The value in the consensus is not an actual bandwidth, but rather it is a
bandwidth weight, used by clients to do load balancing. This value is
automatically determined by directory authorities doing active
measurements of nodes capacity, to more evenly distribute the load.
Blutmagie, due to having huge capacity, gets a big share of the network
by having a lot of unused bandwidth. I have warned that this might lead to
sad consequences, as available bandwidth is not the only factor to
determine how much traffic a node can handle, but rather there are other
things to take into account (number of circuits you need to establish,
higher memory requirements to service lots of connections compared to
only one connection that the bandwidth scanner uses, higher overhead
when more connections need to be handled).
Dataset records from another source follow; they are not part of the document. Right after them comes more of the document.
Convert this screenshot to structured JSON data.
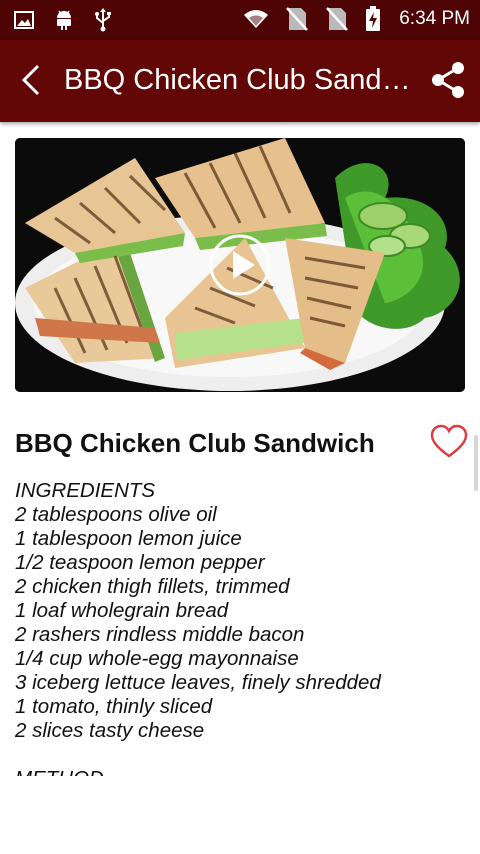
{
  "status_bar": {
    "time": "6:34 PM"
  },
  "app_bar": {
    "title": "BBQ Chicken Club Sandwich"
  },
  "recipe": {
    "title": "BBQ Chicken Club Sandwich",
    "section_ingredients": "INGREDIENTS",
    "ingredients": [
      "2 tablespoons olive oil",
      "1 tablespoon lemon juice",
      "1/2 teaspoon lemon pepper",
      "2 chicken thigh fillets, trimmed",
      "1 loaf wholegrain bread",
      "2 rashers rindless middle bacon",
      "1/4 cup whole-egg mayonnaise",
      "3 iceberg lettuce leaves, finely shredded",
      "1 tomato, thinly sliced",
      "2 slices tasty cheese"
    ],
    "section_method": "METHOD"
  },
  "colors": {
    "appbar": "#620606",
    "statusbar": "#4e0404",
    "heart": "#e0393e"
  },
  "icons": [
    "image-icon",
    "android-icon",
    "usb-icon",
    "wifi-icon",
    "no-sim-icon",
    "no-sim-icon",
    "battery-charging-icon",
    "back-arrow-icon",
    "share-icon",
    "play-icon",
    "heart-outline-icon"
  ]
}
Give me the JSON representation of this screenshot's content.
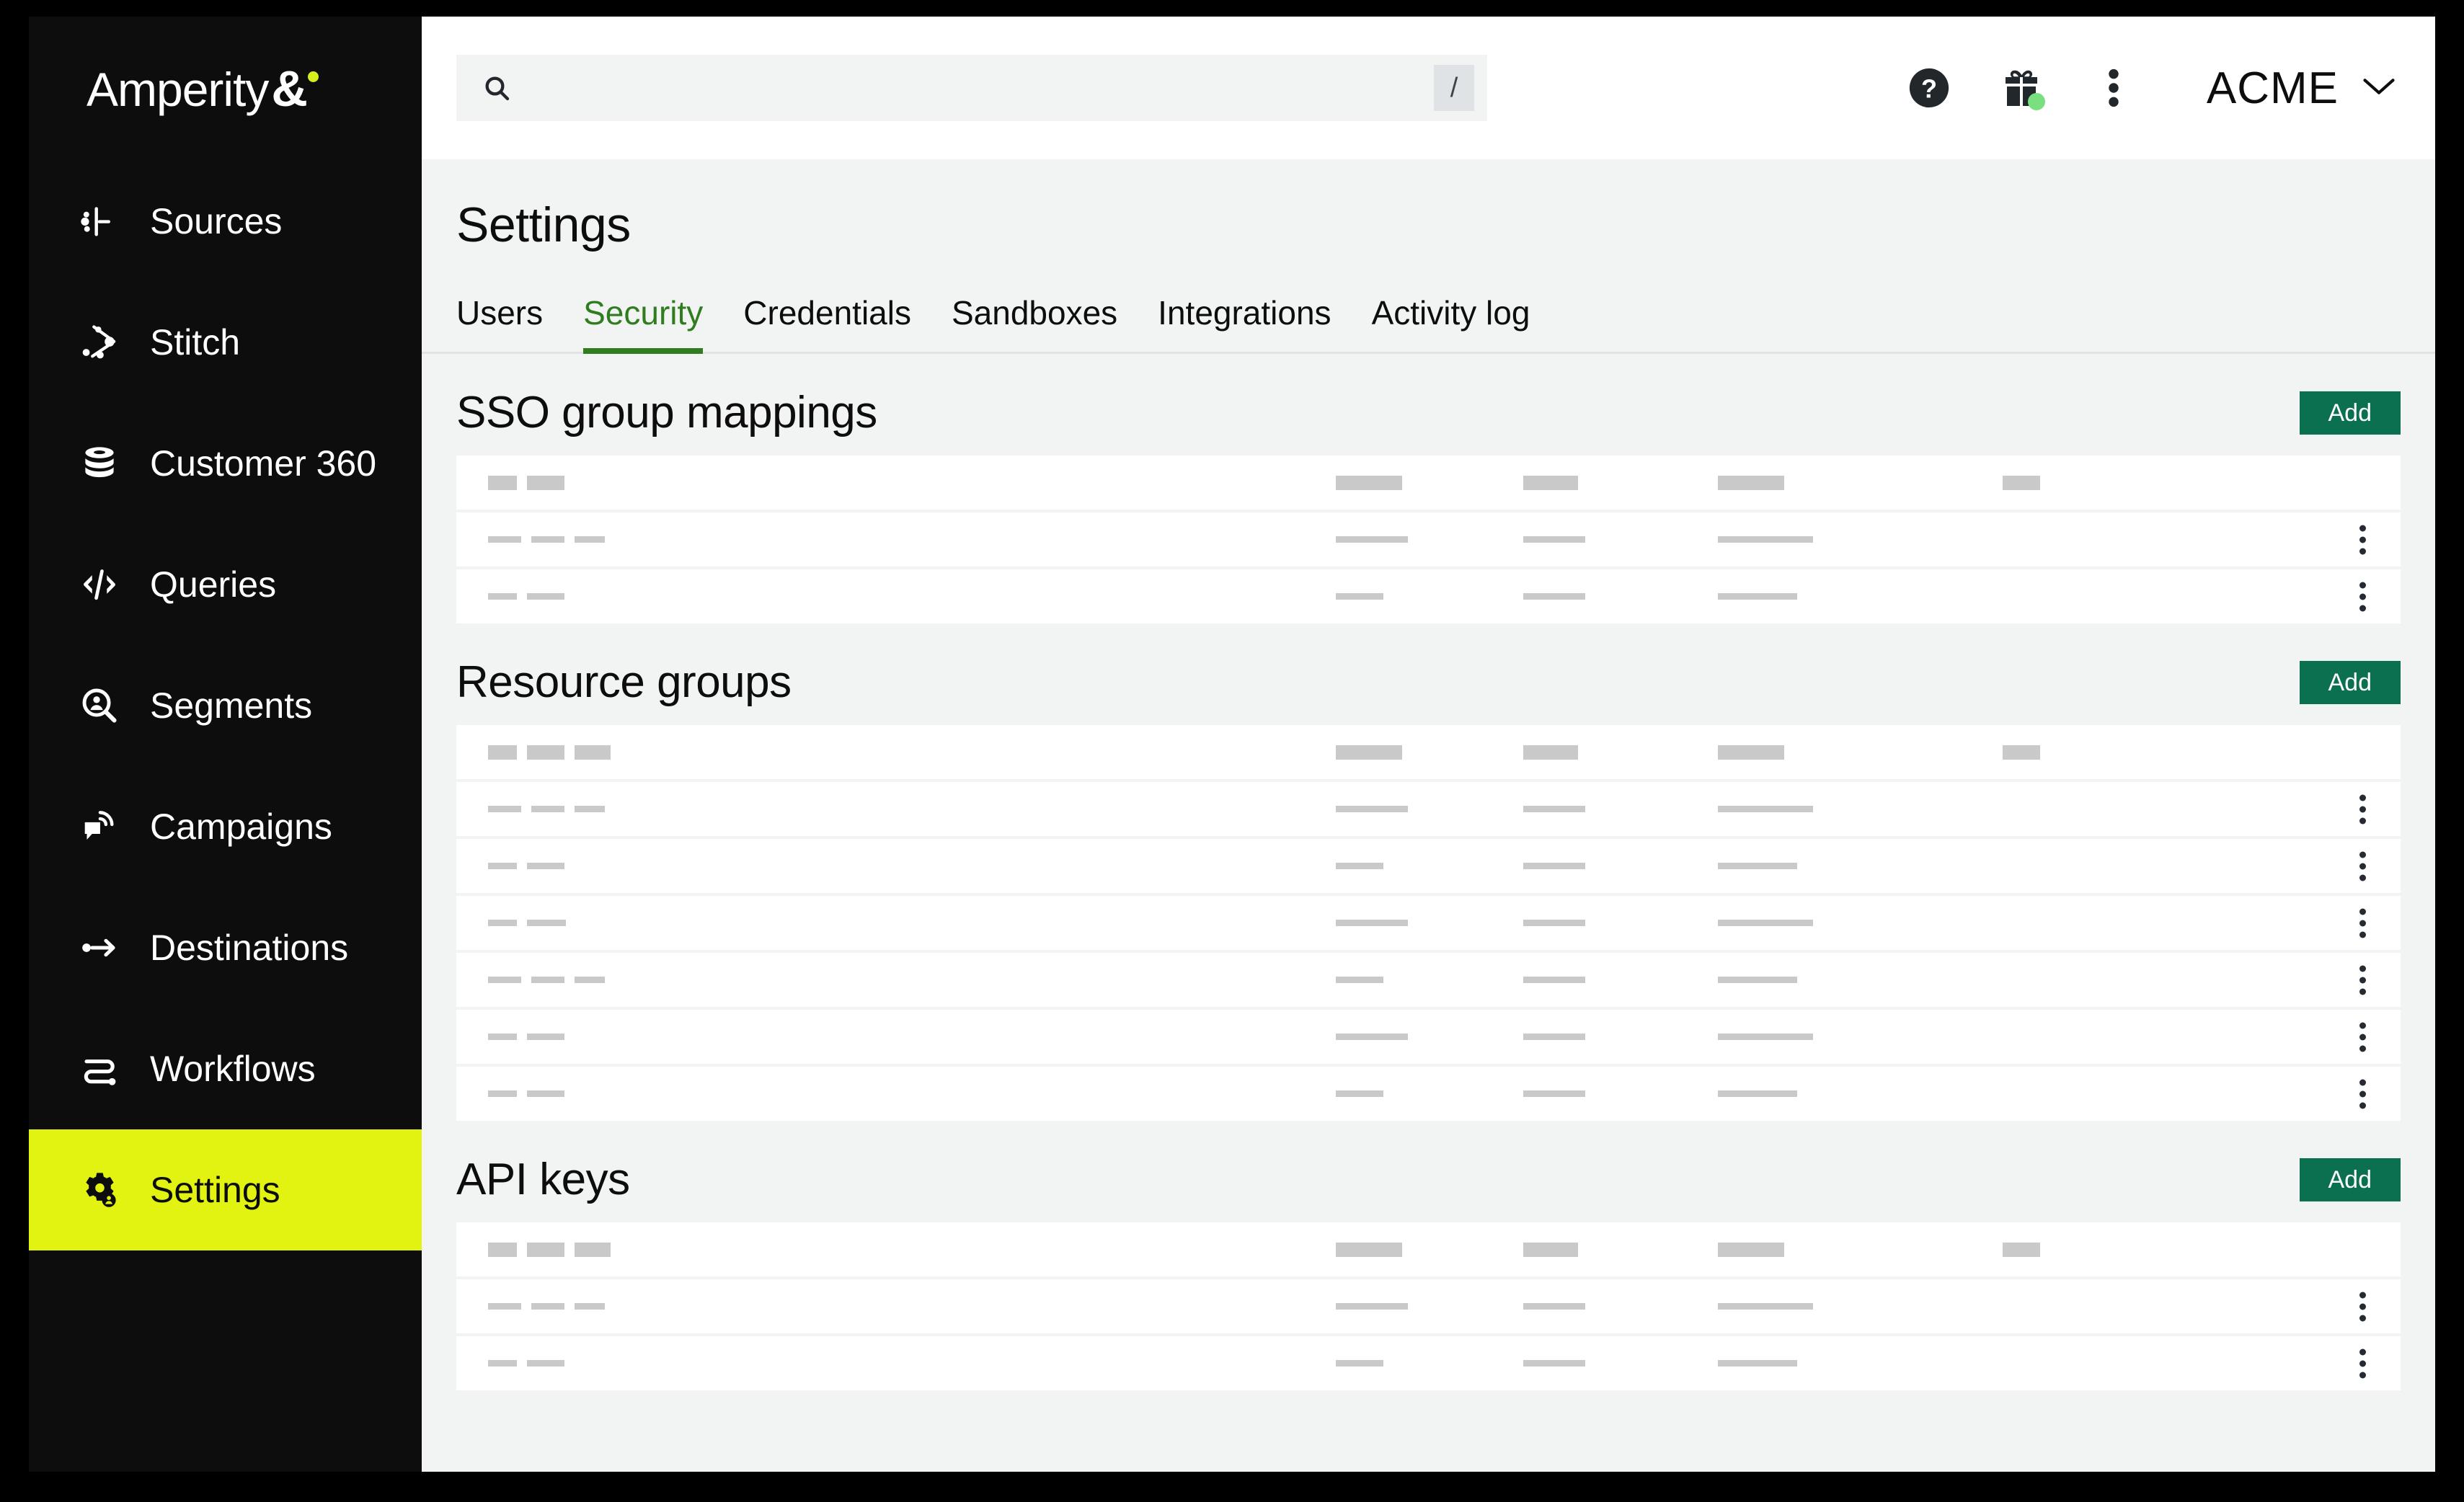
{
  "brand": {
    "name": "Amperity",
    "mark": "&"
  },
  "sidebar": {
    "items": [
      {
        "label": "Sources",
        "icon": "sources-icon",
        "active": false
      },
      {
        "label": "Stitch",
        "icon": "stitch-icon",
        "active": false
      },
      {
        "label": "Customer 360",
        "icon": "database-icon",
        "active": false
      },
      {
        "label": "Queries",
        "icon": "code-icon",
        "active": false
      },
      {
        "label": "Segments",
        "icon": "segment-search-icon",
        "active": false
      },
      {
        "label": "Campaigns",
        "icon": "campaigns-icon",
        "active": false
      },
      {
        "label": "Destinations",
        "icon": "destinations-icon",
        "active": false
      },
      {
        "label": "Workflows",
        "icon": "workflows-icon",
        "active": false
      },
      {
        "label": "Settings",
        "icon": "settings-gear-icon",
        "active": true
      }
    ]
  },
  "topbar": {
    "search": {
      "value": "",
      "placeholder": "",
      "shortcut": "/",
      "icon": "search-icon"
    },
    "help_icon": "help-circle-icon",
    "gift_icon": "gift-icon",
    "more_icon": "kebab-menu-icon",
    "account": {
      "name": "ACME",
      "chevron": "chevron-down-icon"
    },
    "notification_color": "#79e07f"
  },
  "page": {
    "title": "Settings",
    "tabs": [
      {
        "label": "Users",
        "active": false
      },
      {
        "label": "Security",
        "active": true
      },
      {
        "label": "Credentials",
        "active": false
      },
      {
        "label": "Sandboxes",
        "active": false
      },
      {
        "label": "Integrations",
        "active": false
      },
      {
        "label": "Activity log",
        "active": false
      }
    ],
    "active_tab_color": "#2f7d1f"
  },
  "sections": [
    {
      "title": "SSO group mappings",
      "add_label": "Add",
      "header_row": {
        "name_bars": [
          40,
          52
        ],
        "col_bars": [
          92,
          76,
          92,
          52
        ]
      },
      "rows": [
        {
          "name_bars": [
            46,
            46,
            42
          ],
          "col_bars": [
            100,
            86,
            132
          ]
        },
        {
          "name_bars": [
            40,
            52
          ],
          "col_bars": [
            66,
            86,
            110
          ]
        }
      ]
    },
    {
      "title": "Resource groups",
      "add_label": "Add",
      "header_row": {
        "name_bars": [
          40,
          52,
          50
        ],
        "col_bars": [
          92,
          76,
          92,
          52
        ]
      },
      "rows": [
        {
          "name_bars": [
            46,
            46,
            42
          ],
          "col_bars": [
            100,
            86,
            132
          ]
        },
        {
          "name_bars": [
            40,
            52
          ],
          "col_bars": [
            66,
            86,
            110
          ]
        },
        {
          "name_bars": [
            40,
            54
          ],
          "col_bars": [
            100,
            86,
            132
          ]
        },
        {
          "name_bars": [
            46,
            46,
            42
          ],
          "col_bars": [
            66,
            86,
            110
          ]
        },
        {
          "name_bars": [
            40,
            52
          ],
          "col_bars": [
            100,
            86,
            132
          ]
        },
        {
          "name_bars": [
            40,
            52
          ],
          "col_bars": [
            66,
            86,
            110
          ]
        }
      ]
    },
    {
      "title": "API keys",
      "add_label": "Add",
      "header_row": {
        "name_bars": [
          40,
          52,
          50
        ],
        "col_bars": [
          92,
          76,
          92,
          52
        ]
      },
      "rows": [
        {
          "name_bars": [
            46,
            46,
            42
          ],
          "col_bars": [
            100,
            86,
            132
          ]
        },
        {
          "name_bars": [
            40,
            52
          ],
          "col_bars": [
            66,
            86,
            110
          ]
        }
      ]
    }
  ],
  "colors": {
    "sidebar_bg": "#0d0d0d",
    "active_nav": "#e2f211",
    "add_button": "#0a7050",
    "content_bg": "#f2f3f3",
    "skeleton": "#c9c9c9"
  }
}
Another side-effect is that limiting your bandwidth via MaxAdvertised*
options is no longer viable, because the active measurements are
affecting circuit building, not the passive advertised values. This has
bad consequences for everyone who tries to attract few clients, but
has lots of bandwidth (we're seeing the problem on a few vservers as
well).

I'm not sure what can be done about this, because measuring
bandwidth is easy and has led to dramatic speed increases in the
network for people running the 0.2.2.x versions (only those use the
bandwidth weights currently, afaik); whereas measuring a node's
capacity to deal with massive amounts of connections is not trivial.

Something that might or might not figure into this is that newly started
Tor clients do active speed tests, building test circuits for the first ~hour
and a half to find a good value for timing out slow circuits. These
additional circuits might explain a generally higher load on the relays,
but I'm not sure about this here.

So, to summarize: There is currently no bug in the authority code, they
are working as intended. I'm waiting for Mike's further input here to
see if we need or can do something about the trouble it seems to
create for blutmagie.

Sebastian